Solar companies are also turning to the latest in calculating technology to operate and maintain solar farms , not just design them. In 2013, SunPower bought a startup called Greenbotics, which developed a robot that lowers the cost of cleaning solar panels while use less water than human washers can do. The Greenbotics squad now works on engineering projects at SunPower and manages SunPowers fleet of 40 solar-panel cleaning robots.

Solar developer Strata Solar employs dronings with infrared cameras to survey the more than 1 gigawatt of solar projects after theyre operating. The images from the cameras can uncover any solar panels that arent rendering electricity.

Its a great way to check on the overall health of the organizations of the system, says Gabe Cantor, Strata Solars director of design engineering. You can spot problems down to the cell level.

Drones who needs them?

While dronings are playing an increasing role in the solar industry, many companies arent convinced that they are cost effective , notes a report by The Electric Power Research Institute, which conducts research for the power industry.

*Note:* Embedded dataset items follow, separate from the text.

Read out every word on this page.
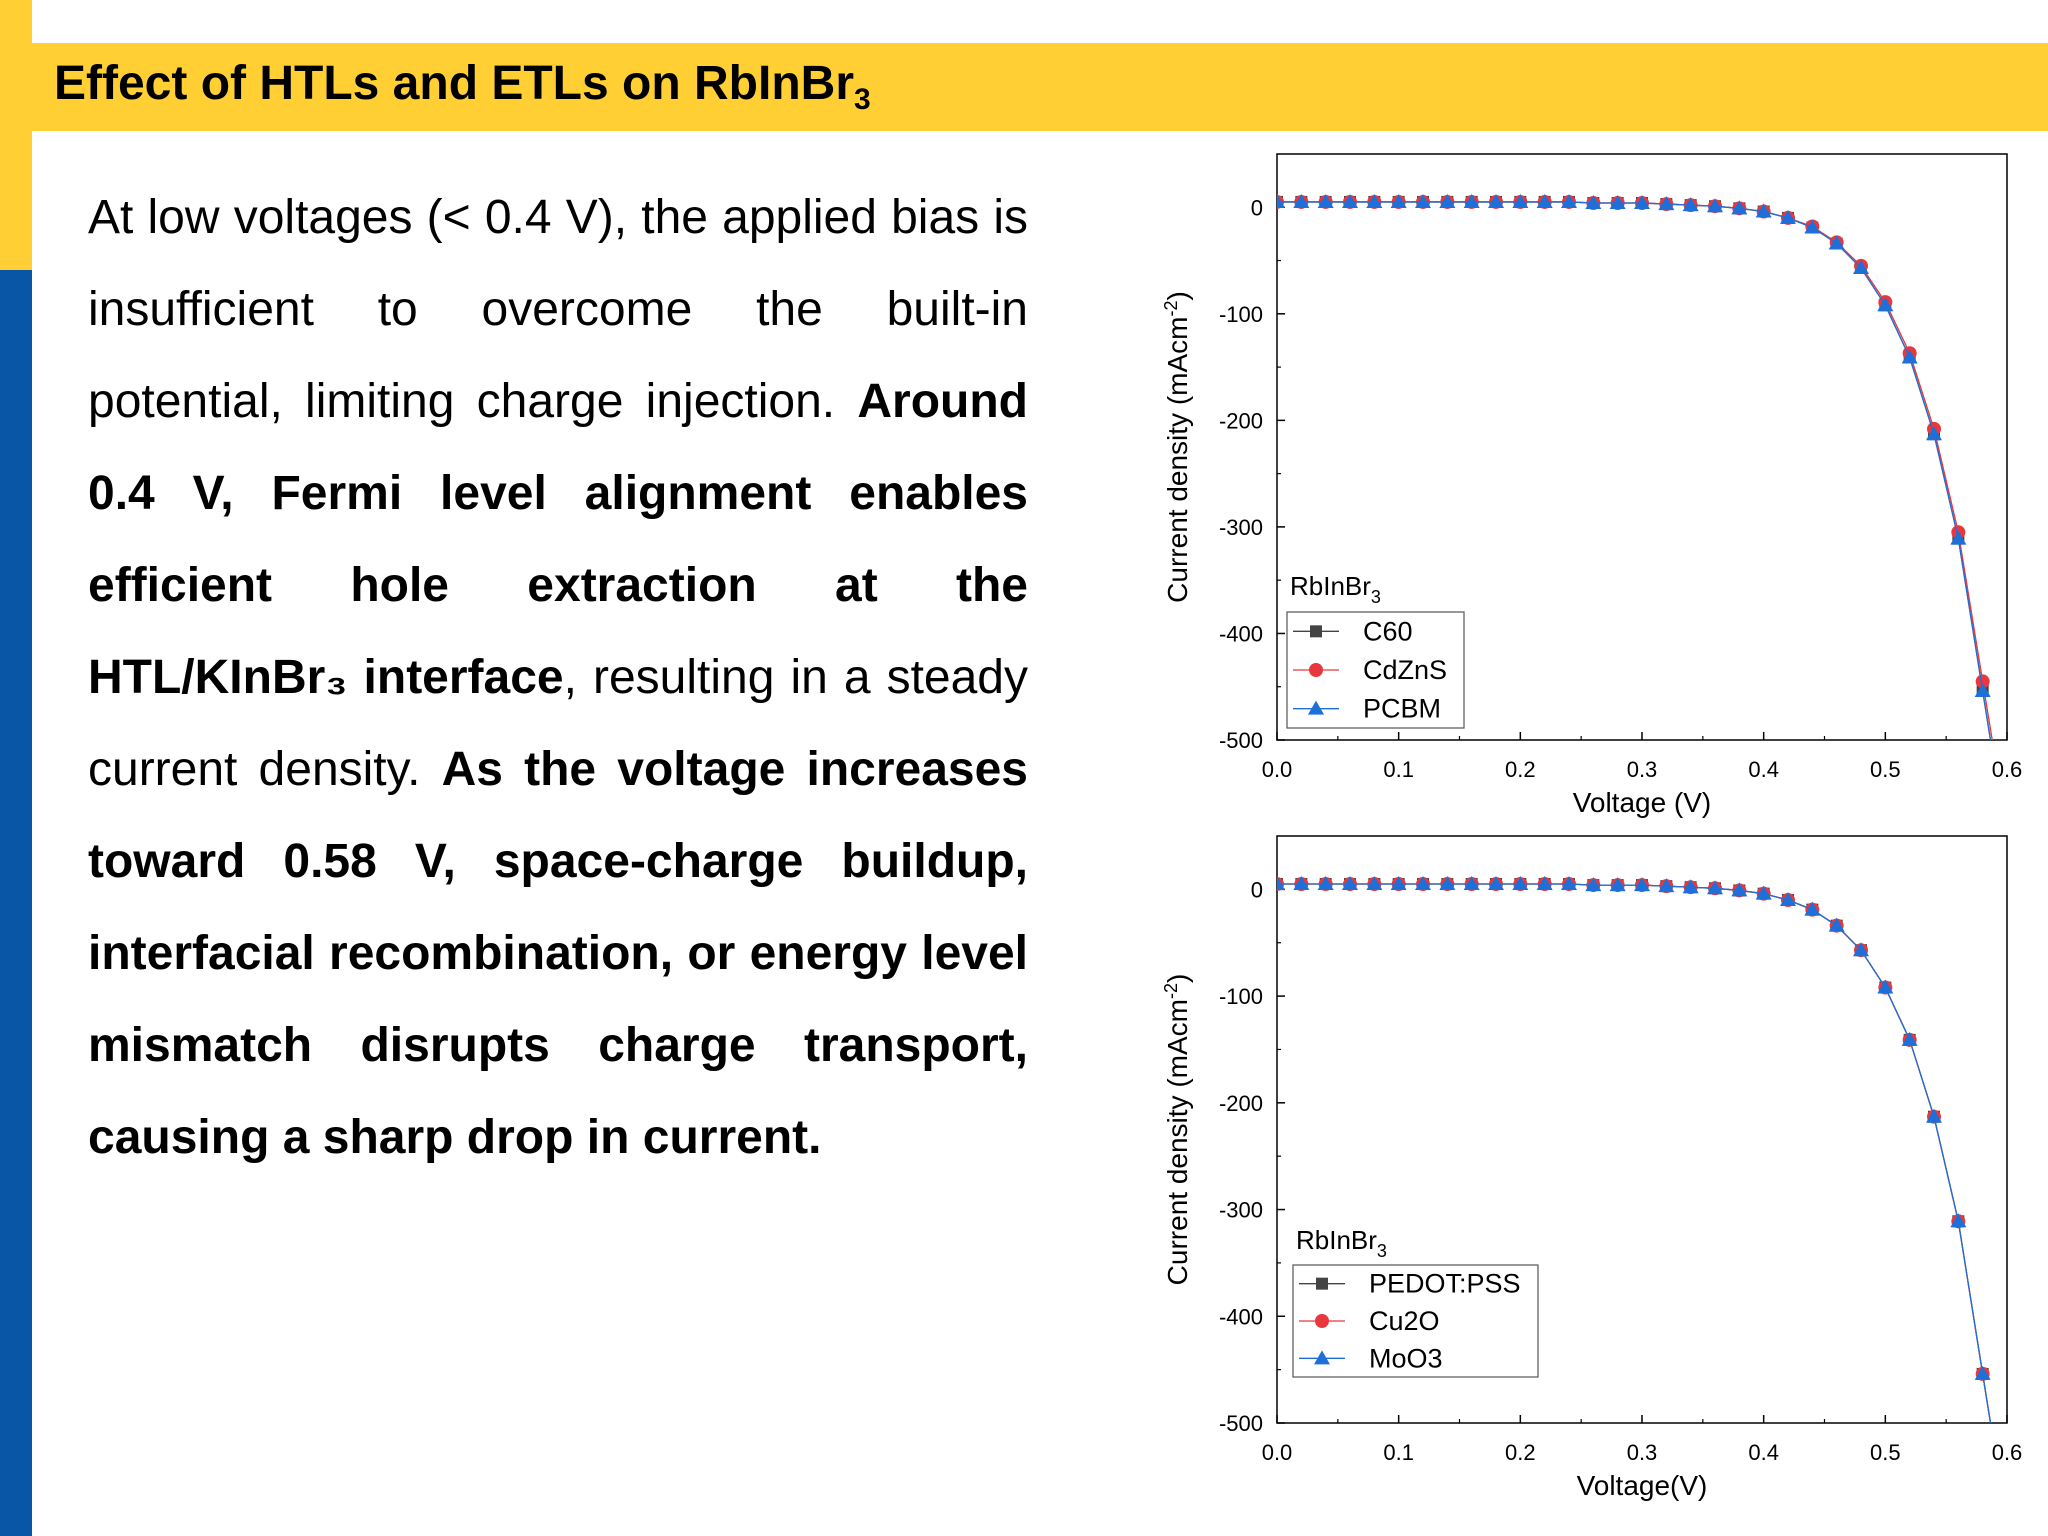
Effect of HTLs and ETLs on RbInBr$_3$

At low voltages (< 0.4 V), the applied bias is insufficient to overcome the built-in potential, limiting charge injection. Around 0.4 V, Fermi level alignment enables efficient hole extraction at the HTL/KInBr₃ interface, resulting in a steady current density. As the voltage increases toward 0.58 V, space-charge buildup, interfacial recombination, or energy level mismatch disrupts charge transport, causing a sharp drop in current.

0.0	0.1	0.2	0.3	0.4	0.5	0.6
0
-100
-200
-300
-400
-500
Voltage (V)
Current density (mAcm$^{-2}$)
RbInBr$_3$
C60
CdZnS
PCBM
0.0	0.1	0.2	0.3	0.4	0.5	0.6
0
-100
-200
-300
-400
-500
Voltage(V)
Current density (mAcm$^{-2}$)
RbInBr$_3$
PEDOT:PSS
Cu2O
MoO3
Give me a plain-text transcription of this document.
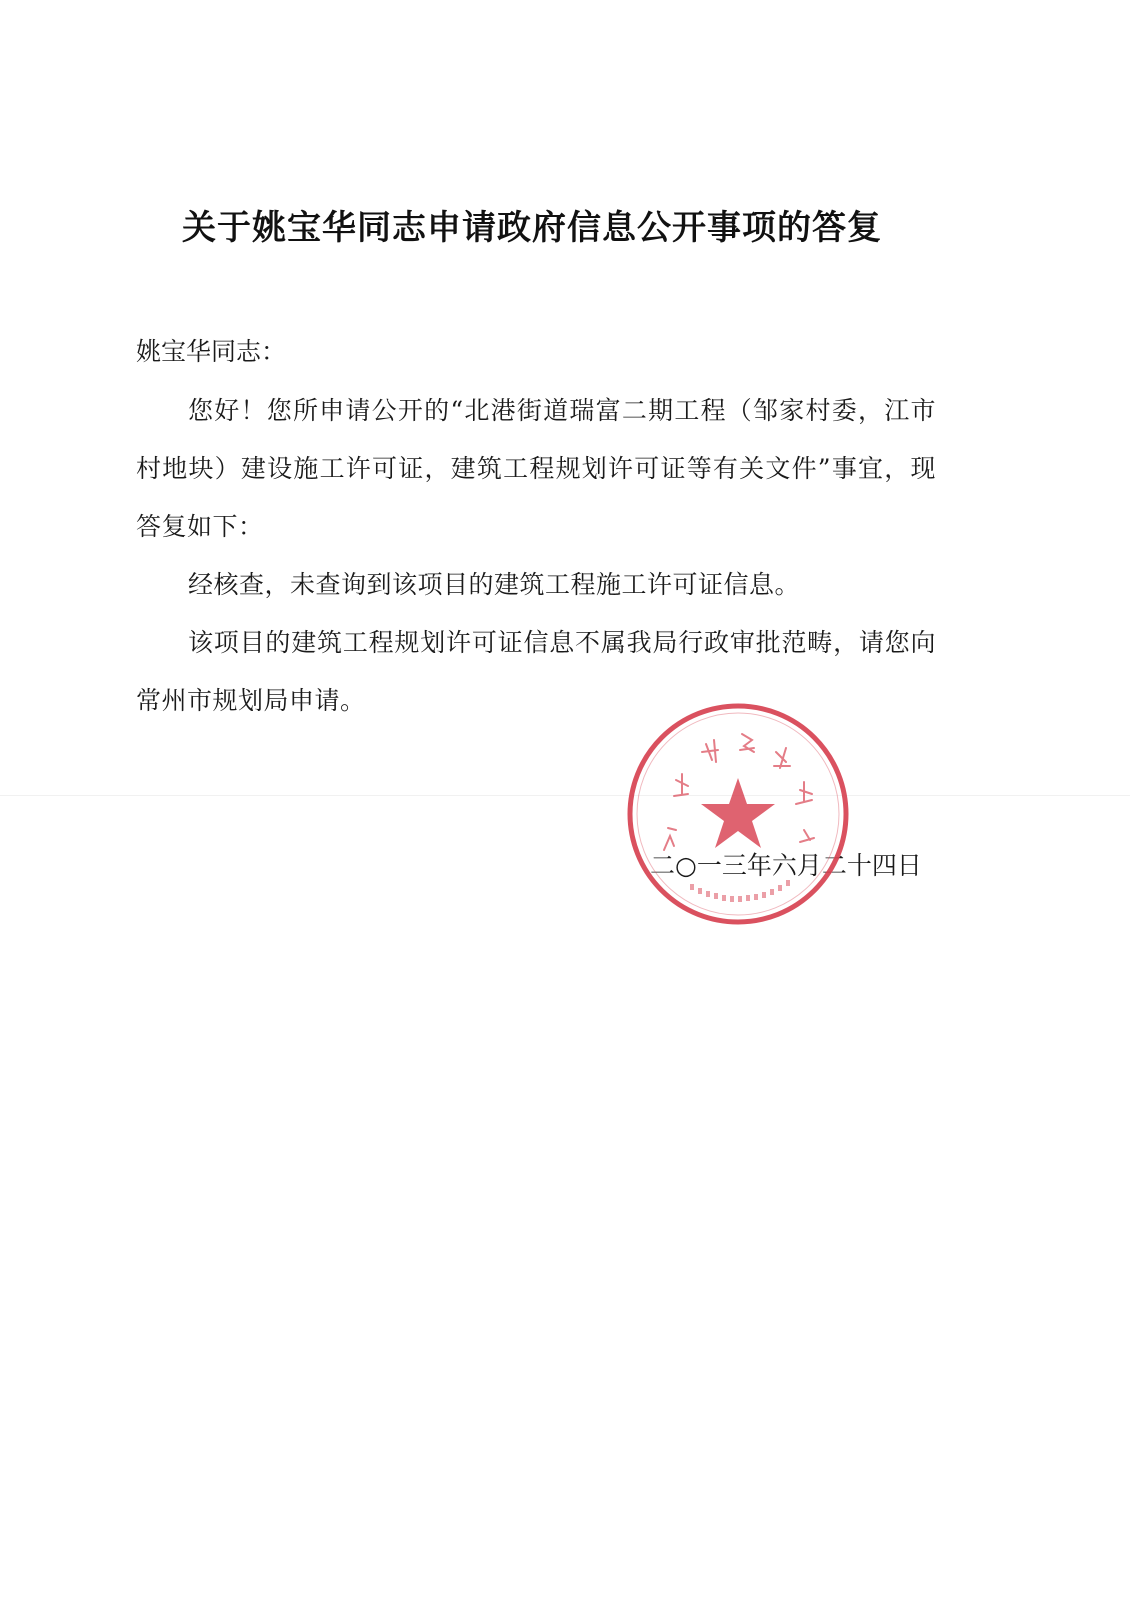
关于姚宝华同志申请政府信息公开事项的答复
姚宝华同志：

您好！您所申请公开的“北港街道瑞富二期工程（邹家村委，江市村地块）建设施工许可证，建筑工程规划许可证等有关文件”事宜，现答复如下：

经核查，未查询到该项目的建筑工程施工许可证信息。

该项目的建筑工程规划许可证信息不属我局行政审批范畴，请您向常州市规划局申请。

二○一三年六月二十四日
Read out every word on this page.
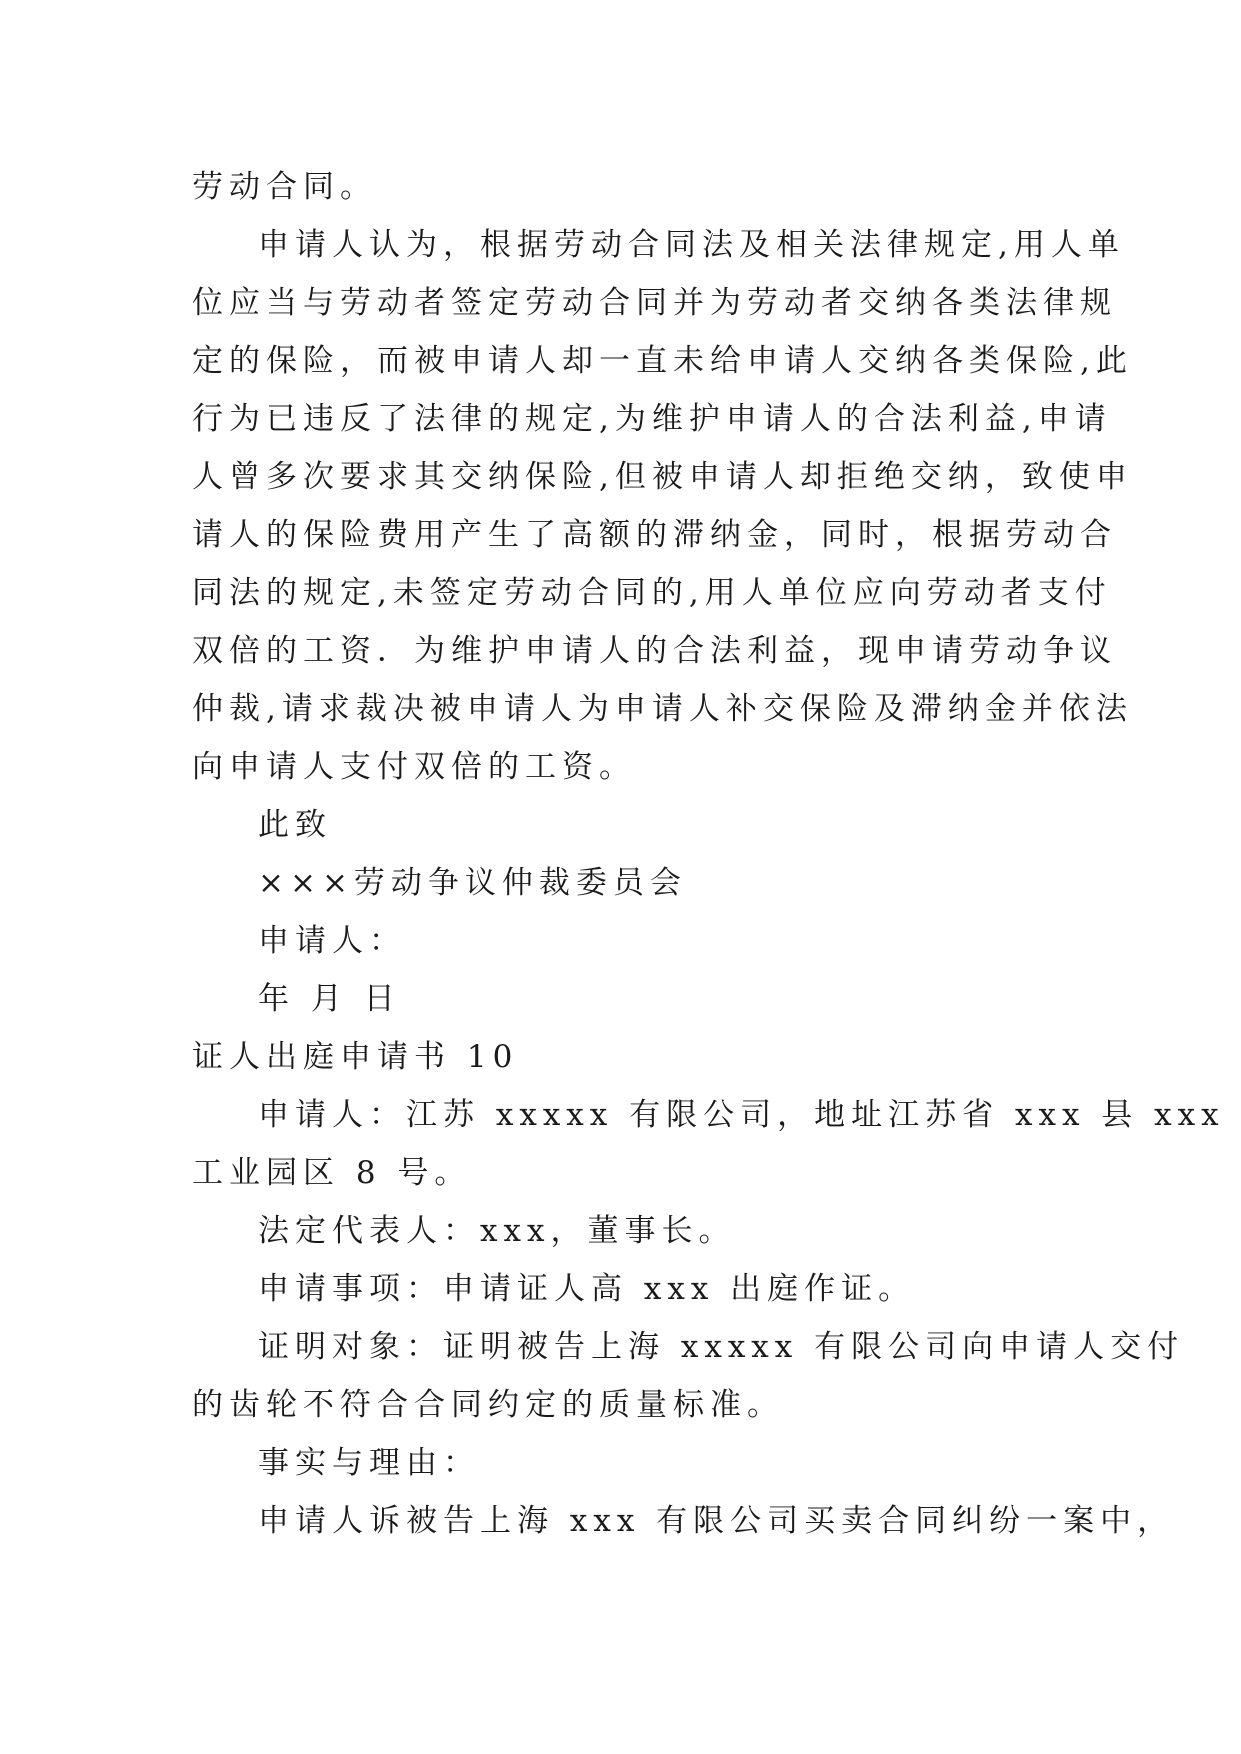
劳动合同。
申请人认为，根据劳动合同法及相关法律规定,用人单
位应当与劳动者签定劳动合同并为劳动者交纳各类法律规
定的保险，而被申请人却一直未给申请人交纳各类保险,此
行为已违反了法律的规定,为维护申请人的合法利益,申请
人曾多次要求其交纳保险,但被申请人却拒绝交纳，致使申
请人的保险费用产生了高额的滞纳金，同时，根据劳动合
同法的规定,未签定劳动合同的,用人单位应向劳动者支付
双倍的工资．为维护申请人的合法利益，现申请劳动争议
仲裁,请求裁决被申请人为申请人补交保险及滞纳金并依法
向申请人支付双倍的工资。
此致
×××劳动争议仲裁委员会
申请人：
年 月 日
证人出庭申请书 10
申请人：江苏 xxxxx 有限公司，地址江苏省 xxx 县 xxx
工业园区 8 号。
法定代表人：xxx，董事长。
申请事项：申请证人高 xxx 出庭作证。
证明对象：证明被告上海 xxxxx 有限公司向申请人交付
的齿轮不符合合同约定的质量标准。
事实与理由：
申请人诉被告上海 xxx 有限公司买卖合同纠纷一案中，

The technology being used by some in the solar industry isnt as sexy as dronings, tells Jenny Chase, head of the solar research at Bloomberg New Energy Finance. A plenty of it is bearing tech like software.

First Solar, one of the largest power plant developers in the country, has experimented with drones for designing power plants and thermal imaging of operating solar farms. But it isnt rolling them out for company-wide employ right now.

First Solars director of business development, Jeremy Rand, tells dronings and robots arent sophisticated enough or affordable: A plenty of these technologies are in the experimentation stage and not quite there yet.

The falling prices for solar panels also make it difficult to justify an investment in emerging and more expensive technology, Rand adds. Both First Solar, and fellow manufacturer SunPower, watched their stock prices fall last year and now plan to cut thousands of jobs.

With the solar module cost breakdown, its a tough time to be truly inventive, Rand says.

But overall, the solar industry is investing in better technology because it has a long way to go to replace fossil fuels. The US solar energy industry is also facing an elimination of the tax subsidies that have historically been important for growth. At the same hour, President Trump hasnt made it clear on his policy for solar energy.

Technologies like( ours) can ultimately make solar independent without taxation credits, and without subsidies, and much sooner than people guess, HST Solars Chaudhuri says.